Increased plutonium pit production will add to the waste that needs to be shipped to Carlsbad. “Certainly, the radiological assessments in sort of the worst case of wildfire could lead to a pretty significant release of radioactivity, not only affecting the workers onsite but also the offsite public. It’s troubling,” says Lyman, who suggests that nuclear labs like Los Alamos should not be located in such fire-prone areas.
For now, some risks from the Cerra Pelado wildfire will persist, according to Jeff Surber, operations section chief for the U.S. Department of Agriculture Forestry Service’s efforts to fight the fire. Large wildfires like Cerra Pelado “hold heat for so long and they continue to smolder in the interior where it burns intermittently,” he said in a May 9 briefing to Los Alamos County residents, and to concerned people like me watching online.

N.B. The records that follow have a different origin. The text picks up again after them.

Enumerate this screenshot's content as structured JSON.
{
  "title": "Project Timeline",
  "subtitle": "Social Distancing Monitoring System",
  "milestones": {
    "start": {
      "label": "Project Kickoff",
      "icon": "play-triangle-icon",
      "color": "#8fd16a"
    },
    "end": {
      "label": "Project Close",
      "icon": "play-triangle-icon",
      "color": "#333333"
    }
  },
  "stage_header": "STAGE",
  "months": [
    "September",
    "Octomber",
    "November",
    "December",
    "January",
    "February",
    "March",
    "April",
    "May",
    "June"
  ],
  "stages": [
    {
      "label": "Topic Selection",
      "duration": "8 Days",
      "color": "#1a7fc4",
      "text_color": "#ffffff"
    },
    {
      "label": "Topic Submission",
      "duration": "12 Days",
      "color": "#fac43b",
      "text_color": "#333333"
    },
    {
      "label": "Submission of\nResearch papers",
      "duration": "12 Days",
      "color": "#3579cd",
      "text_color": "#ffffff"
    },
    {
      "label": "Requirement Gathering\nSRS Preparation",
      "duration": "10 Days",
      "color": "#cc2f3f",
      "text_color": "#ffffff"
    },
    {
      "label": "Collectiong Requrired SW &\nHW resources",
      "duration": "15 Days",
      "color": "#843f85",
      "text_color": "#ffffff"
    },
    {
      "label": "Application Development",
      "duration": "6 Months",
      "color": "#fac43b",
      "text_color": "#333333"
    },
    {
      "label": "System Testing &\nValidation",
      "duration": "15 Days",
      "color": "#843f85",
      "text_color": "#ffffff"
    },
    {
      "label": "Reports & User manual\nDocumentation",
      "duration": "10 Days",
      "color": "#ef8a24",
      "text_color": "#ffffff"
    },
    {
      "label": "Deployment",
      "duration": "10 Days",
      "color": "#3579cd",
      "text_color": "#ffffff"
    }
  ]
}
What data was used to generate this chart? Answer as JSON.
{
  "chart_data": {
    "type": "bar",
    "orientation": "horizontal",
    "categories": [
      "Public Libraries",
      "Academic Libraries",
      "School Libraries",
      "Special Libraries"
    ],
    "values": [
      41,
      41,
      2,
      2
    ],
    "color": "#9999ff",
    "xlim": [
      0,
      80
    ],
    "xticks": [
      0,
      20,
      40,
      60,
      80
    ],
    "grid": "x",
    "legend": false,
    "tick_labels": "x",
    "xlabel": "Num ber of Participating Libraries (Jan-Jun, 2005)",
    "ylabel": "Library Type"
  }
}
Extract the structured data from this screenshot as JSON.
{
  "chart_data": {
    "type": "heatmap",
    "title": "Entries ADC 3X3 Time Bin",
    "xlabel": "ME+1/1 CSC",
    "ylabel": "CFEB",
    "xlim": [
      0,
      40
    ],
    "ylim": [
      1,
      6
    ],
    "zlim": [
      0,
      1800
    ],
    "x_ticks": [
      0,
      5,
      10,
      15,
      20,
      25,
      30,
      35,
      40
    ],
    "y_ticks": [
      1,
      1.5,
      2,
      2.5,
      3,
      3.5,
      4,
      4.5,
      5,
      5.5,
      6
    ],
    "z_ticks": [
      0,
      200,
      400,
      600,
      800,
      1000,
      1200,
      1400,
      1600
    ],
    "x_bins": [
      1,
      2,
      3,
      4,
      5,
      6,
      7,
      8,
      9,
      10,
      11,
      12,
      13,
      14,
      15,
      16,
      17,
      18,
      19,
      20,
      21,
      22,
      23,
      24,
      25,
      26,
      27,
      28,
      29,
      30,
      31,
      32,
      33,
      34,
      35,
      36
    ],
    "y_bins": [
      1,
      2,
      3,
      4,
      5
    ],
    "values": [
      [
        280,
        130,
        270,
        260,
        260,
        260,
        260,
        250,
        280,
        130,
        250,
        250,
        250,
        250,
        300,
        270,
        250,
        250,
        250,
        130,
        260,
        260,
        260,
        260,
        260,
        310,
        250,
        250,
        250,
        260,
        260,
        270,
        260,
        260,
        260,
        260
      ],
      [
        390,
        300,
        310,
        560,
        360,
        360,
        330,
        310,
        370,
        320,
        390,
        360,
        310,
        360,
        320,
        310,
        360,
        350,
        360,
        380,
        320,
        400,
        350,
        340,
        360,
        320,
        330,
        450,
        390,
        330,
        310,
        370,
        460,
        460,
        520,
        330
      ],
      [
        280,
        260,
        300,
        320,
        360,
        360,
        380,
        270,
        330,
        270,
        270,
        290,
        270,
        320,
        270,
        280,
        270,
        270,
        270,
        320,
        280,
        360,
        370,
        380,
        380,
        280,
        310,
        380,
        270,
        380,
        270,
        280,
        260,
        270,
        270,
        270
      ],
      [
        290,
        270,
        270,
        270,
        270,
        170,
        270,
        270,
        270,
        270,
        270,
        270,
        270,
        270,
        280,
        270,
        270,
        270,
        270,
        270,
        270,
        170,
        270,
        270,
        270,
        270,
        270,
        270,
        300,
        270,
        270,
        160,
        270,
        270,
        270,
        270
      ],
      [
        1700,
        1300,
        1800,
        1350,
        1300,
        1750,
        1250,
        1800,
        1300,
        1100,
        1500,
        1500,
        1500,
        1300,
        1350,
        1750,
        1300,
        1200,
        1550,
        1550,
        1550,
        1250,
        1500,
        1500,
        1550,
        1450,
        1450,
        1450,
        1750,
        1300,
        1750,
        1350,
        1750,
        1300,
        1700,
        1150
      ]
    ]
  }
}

It will be vital to monitor the footprint of the fire until rain or snow finally snuffs it out late in the year. Even then, some danger will linger in the form of “zombie fires” that can flame up long after wildfires appear to have been extinguished (SN: 5/19/21). “We’ve had fires come back in the springtime because there was a root underground that somehow stayed lit all winter long,” said Surber.

So the Cerro Pelado fire, and its occasional smoky tendrils, will probably be a part of life in northern New Mexico for months still. And the future seems just as fiery, if not worse. That’s something all residents, including the lab, need to be preparing for.

Meantime, if you make it out to the mountains of New Mexico soon enough, be sure to sniff a vanilla-flavored ponderosa while you still can. I know I will.